From The Daily Texan's letters to the editor:
“Greek studies” is not about to be eliminated either as a field of study or as a major here, as the story titled “Greek studies to be eliminated from UT majors,” which ran in The Daily Texan on Thursday, suggests. The classics department continues to offer a wide range of courses on the languages and cultures of ancient Greece and Rome (classical studies), and UT students will continue to have multiple options for pursuing degrees that include advanced work in the language and culture of ancient Greece.
Yes, the Higher Education Coordinating Board has directed UT to eliminate one of our majors: the bachelor’s in Greek. But students still have four other degree options that require advanced work in ancient Greek language and culture: classics, classical archaeology, ancient history and classical civilization and Latin. The classics major requires advanced work in both Greek and Latin language. The classical archaeology and ancient history majors require advanced work in classical culture and also in either Greek or Latin. Even the bachelor’s in Latin requires advanced work in either Greek or classical culture.

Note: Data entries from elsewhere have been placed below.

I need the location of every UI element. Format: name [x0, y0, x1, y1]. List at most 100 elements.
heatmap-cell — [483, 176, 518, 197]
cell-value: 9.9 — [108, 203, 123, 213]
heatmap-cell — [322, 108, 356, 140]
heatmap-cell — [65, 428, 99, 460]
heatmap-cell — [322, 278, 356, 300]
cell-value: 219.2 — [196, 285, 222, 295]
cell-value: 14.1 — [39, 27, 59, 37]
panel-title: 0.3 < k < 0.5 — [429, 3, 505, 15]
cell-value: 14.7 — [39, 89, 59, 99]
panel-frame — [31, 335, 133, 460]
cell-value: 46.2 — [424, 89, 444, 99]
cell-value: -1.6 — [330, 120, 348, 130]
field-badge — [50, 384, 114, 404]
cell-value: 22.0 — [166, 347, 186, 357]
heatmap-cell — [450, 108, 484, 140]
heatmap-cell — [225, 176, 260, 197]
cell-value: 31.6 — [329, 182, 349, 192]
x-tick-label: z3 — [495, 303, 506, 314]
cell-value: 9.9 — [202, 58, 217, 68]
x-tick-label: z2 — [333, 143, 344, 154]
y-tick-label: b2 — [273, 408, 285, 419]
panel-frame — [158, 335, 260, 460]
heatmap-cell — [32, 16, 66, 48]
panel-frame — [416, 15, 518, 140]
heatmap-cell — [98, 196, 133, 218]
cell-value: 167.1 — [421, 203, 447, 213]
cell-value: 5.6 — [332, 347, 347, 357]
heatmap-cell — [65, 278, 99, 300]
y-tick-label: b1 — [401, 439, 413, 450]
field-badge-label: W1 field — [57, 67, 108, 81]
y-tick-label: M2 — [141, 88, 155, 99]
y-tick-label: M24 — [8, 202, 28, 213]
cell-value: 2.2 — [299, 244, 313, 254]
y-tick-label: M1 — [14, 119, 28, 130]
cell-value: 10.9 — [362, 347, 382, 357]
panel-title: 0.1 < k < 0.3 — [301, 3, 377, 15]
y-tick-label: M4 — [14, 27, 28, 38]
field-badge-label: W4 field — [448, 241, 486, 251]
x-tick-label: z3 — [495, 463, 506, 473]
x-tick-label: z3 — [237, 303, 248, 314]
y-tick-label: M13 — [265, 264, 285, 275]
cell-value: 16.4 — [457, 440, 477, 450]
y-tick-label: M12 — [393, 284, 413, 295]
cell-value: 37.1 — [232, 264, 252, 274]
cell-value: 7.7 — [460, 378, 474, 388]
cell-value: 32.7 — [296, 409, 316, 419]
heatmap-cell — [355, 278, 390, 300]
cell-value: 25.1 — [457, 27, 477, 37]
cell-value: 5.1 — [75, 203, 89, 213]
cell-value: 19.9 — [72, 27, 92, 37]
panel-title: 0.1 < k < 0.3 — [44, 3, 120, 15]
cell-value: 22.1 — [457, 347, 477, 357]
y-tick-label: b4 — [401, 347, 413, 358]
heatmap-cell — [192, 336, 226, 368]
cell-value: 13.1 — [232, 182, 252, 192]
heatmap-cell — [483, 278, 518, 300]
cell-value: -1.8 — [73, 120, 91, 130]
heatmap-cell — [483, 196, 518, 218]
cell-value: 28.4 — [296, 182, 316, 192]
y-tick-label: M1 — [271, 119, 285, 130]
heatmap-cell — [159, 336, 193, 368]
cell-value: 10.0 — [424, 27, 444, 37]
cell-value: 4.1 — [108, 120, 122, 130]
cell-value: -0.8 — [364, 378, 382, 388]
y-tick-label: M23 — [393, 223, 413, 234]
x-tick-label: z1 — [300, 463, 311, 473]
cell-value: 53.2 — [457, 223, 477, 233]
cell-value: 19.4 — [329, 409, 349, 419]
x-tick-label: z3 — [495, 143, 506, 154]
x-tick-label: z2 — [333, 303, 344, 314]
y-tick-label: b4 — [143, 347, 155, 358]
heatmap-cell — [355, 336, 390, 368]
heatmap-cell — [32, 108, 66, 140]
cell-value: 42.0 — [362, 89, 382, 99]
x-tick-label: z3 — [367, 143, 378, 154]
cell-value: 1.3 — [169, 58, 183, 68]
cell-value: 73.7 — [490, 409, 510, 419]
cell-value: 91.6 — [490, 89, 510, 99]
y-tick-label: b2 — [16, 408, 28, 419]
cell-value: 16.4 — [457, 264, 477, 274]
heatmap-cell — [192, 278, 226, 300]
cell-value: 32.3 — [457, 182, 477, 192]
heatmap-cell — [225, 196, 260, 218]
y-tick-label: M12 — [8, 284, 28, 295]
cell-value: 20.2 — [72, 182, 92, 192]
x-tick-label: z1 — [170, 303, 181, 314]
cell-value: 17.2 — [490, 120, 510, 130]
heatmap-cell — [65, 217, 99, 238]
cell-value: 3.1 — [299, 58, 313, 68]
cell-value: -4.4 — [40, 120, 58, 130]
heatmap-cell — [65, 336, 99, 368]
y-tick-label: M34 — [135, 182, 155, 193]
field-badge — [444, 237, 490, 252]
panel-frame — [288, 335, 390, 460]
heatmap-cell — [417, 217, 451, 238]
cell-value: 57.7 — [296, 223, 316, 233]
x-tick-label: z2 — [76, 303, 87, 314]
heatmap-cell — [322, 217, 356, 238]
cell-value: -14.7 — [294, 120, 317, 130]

It’s worth emphasizing also that the elimination of our Greek major is unlikely to have any impact on our course offerings, either. As we pointed out to the coordinating board both this year and previously, all of our courses in Greek language and culture serve many other groups and degree plans besides Greek majors. So eliminating this major will have virtually no impact on either the UT budget or what students will be able to study here. As for the symbolic impact, well — that’s another story.